I had a tough time narrowing it down to just one hip-hop song that samples the actual Beatles. A couple Boogie Down Productions tracks were in the running, as was the Beatles-sampling medley “The Sounds of Science” from the Beastie Boys' Paul’s Boutique
album, but I was only going to post that if I could find an instrumental version of it. But I think the song that best illustrates the ideas of today’s post is “Luck of Lucien” from A Tribe Called Quest’s stellar debut album People’s Instinctive Travels and the Paths of Rhythm
. Listen carefully. No, not that cracking snare drum beat. Not the softly thumping bass line. Not even the prominent horn pattern. It’s the couple of brass notes under the main horn melody and, even I'm not positive but I think, the echoing two-chord guitar pattern. Sound familiar? Of course not, that’s why I picked it. It’s a sample from “All You Need Is Love” by the Beatles.

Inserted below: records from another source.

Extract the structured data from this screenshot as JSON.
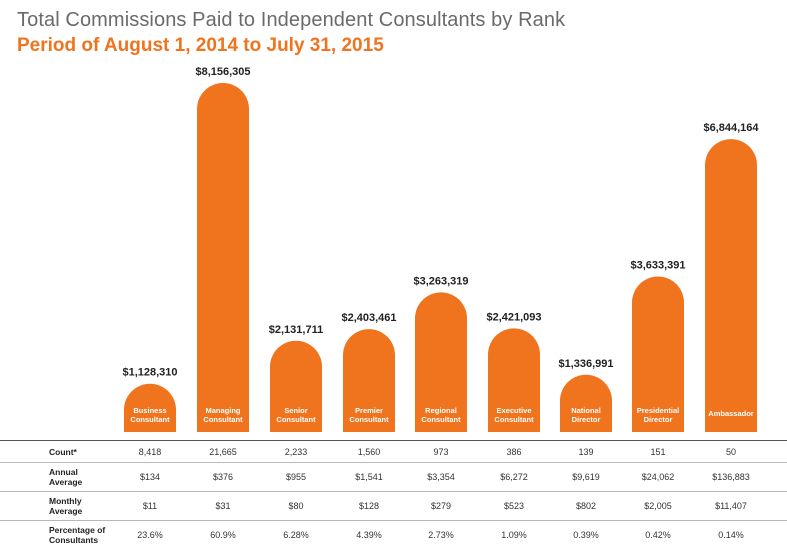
{
  "chart_data": {
    "type": "bar",
    "title": "Total Commissions Paid to Independent Consultants by Rank",
    "subtitle": "Period of August 1, 2014 to July 31, 2015",
    "categories": [
      [
        "Business",
        "Consultant"
      ],
      [
        "Managing",
        "Consultant"
      ],
      [
        "Senior",
        "Consultant"
      ],
      [
        "Premier",
        "Consultant"
      ],
      [
        "Regional",
        "Consultant"
      ],
      [
        "Executive",
        "Consultant"
      ],
      [
        "National",
        "Director"
      ],
      [
        "Presidential",
        "Director"
      ],
      [
        "Ambassador"
      ]
    ],
    "values": [
      1128310,
      8156305,
      2131711,
      2403461,
      3263319,
      2421093,
      1336991,
      3633391,
      6844164
    ],
    "value_labels": [
      "$1,128,310",
      "$8,156,305",
      "$2,131,711",
      "$2,403,461",
      "$3,263,319",
      "$2,421,093",
      "$1,336,991",
      "$3,633,391",
      "$6,844,164"
    ],
    "ylim": [
      0,
      8156305
    ],
    "bar_color": "#f0731e"
  },
  "table": {
    "rows": [
      {
        "label": "Count*",
        "values": [
          "8,418",
          "21,665",
          "2,233",
          "1,560",
          "973",
          "386",
          "139",
          "151",
          "50"
        ]
      },
      {
        "label": "Annual Average",
        "values": [
          "$134",
          "$376",
          "$955",
          "$1,541",
          "$3,354",
          "$6,272",
          "$9,619",
          "$24,062",
          "$136,883"
        ]
      },
      {
        "label": "Monthly Average",
        "values": [
          "$11",
          "$31",
          "$80",
          "$128",
          "$279",
          "$523",
          "$802",
          "$2,005",
          "$11,407"
        ]
      },
      {
        "label": "Percentage of Consultants",
        "values": [
          "23.6%",
          "60.9%",
          "6.28%",
          "4.39%",
          "2.73%",
          "1.09%",
          "0.39%",
          "0.42%",
          "0.14%"
        ]
      }
    ]
  }
}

It’s a concept that doesn’t exist today; you rarely hear multiple samples in the same song, let alone a hint of a sample so subtle as to be unrecognizable. This kind of sampling is financially inconceivable now. Now if you are going to go to the trouble of clearing and paying for a sample, and then get lucky enough to get permission, you’re going to use it as much as possible. Maybe add your own drums and bass line, maybe adjust the tempo, but otherwise these expensive acquisitions remain intact. “Luck of Lucien” is a song that couldn’t be recorded in this modern era of hip hop. Gone are the Prince Paul and Bomb Squad days of collage-sample production where you would lift a single kick drum from a James Brown record, or a few stray brass stabs from a Beatles song, just because you liked the way they sounded. And it’s not a coincidence that time in hip-hop is referred to as “The Golden Age.”